8 Mayıs 2010 Cumartesi

herkes gider mersine

bendeniz gitti tersine... haftaiçi bütün akşamlar çıkıp, cuma akşamı büyük bir zevkle evde oturdum... ve işte bloğum da özüne döndü... bkz. sonunda yaptığım yaka iğneleri!!!



köpek çünkü bir yıl oldu ve hala ipşiri köpek gibi özlüyorum. alien çünkü bütün zamanların en sevdiğim filmlerinden, yarabbim 'alien resurection'da ripley'in kendi bebeğini öldürdüğü sahnede ağlamaktan gözlerim çıkmıştı yuvasından... sene 1997-98 o zamanlar, 2010 oldu, hala çok korkarım gün gelir benim içime de alien ekerler diye:)) elma çünkü yemesi zevkli, yapması kolay...
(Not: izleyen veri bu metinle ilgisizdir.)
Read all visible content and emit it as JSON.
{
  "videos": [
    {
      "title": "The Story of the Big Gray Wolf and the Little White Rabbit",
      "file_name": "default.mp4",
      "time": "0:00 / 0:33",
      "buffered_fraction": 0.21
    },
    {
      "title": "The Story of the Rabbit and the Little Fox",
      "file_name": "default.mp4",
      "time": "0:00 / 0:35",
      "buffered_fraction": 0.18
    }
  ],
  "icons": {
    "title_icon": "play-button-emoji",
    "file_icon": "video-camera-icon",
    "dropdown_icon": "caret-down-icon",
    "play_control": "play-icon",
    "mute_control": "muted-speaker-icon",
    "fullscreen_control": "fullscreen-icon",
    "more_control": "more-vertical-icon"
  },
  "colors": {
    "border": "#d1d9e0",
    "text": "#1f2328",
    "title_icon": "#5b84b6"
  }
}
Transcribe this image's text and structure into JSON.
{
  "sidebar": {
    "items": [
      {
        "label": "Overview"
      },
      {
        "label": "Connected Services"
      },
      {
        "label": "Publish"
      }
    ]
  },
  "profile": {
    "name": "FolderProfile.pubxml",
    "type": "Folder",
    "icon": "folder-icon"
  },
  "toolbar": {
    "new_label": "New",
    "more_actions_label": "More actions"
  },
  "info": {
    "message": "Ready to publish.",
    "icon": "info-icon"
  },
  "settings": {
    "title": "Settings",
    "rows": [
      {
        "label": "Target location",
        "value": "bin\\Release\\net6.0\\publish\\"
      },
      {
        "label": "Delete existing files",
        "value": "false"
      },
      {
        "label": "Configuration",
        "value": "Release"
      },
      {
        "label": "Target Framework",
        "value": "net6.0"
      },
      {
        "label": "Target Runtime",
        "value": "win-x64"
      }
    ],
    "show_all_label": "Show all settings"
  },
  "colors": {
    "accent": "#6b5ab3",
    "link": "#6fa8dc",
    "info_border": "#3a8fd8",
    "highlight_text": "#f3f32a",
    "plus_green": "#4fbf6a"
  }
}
işte böyle... hava çok güzel ey dostlar!! hemen çıkıp spora ordan da babamların yarışı izlemeye hisara gitmem lazım!! sevgiler...

7 Mayıs 2010 Cuma

bu blog bi şaşırdı

zar oynamayı bıraktım yoruyor her gün birşey yapmak diye, peki sonuç ne oldu? pazartesi annemin ziyaretiyle şenlenen güzel bir cihangir akşamı. güya hemen birşeyler yiyip eve dönecektik ama hava o kadar güzeldi ki hadi bir de yürüyelim, e bir de kahve içelim derken saat 2'de yastığa değdi başım.

salı ceren aradı, iş çıkışı tom ford 'a single man' diye. festivalde kaçırmıştım, severek dedim... görsel olarak mükemmel, diyaloglar olarak yok artık bu kadar mı peynirimsi (bkz. cheesy) olurdu. yine de ruhunuzu daraltmak için çok uygun bir seçim bence... hatta oh film erken saatte çıkışta eve gider biraz diker biçerim derken film biter bitmez gözyaşları içinde 'hadi içelim anam'a döndük. sonuç: baş, yastık, geç.

çarşamba malum hıdırellez için ahırkapı. yapılabilecek bütün ritueller yapıldı, bol bol göbek atıldı, gece sonuna doğru bütün grup müjdat gezen'in darbukatör bayram'ıyla levent kırca'nın sarhoşu karmasıydı. sonuç: baş, yastık, çok geç.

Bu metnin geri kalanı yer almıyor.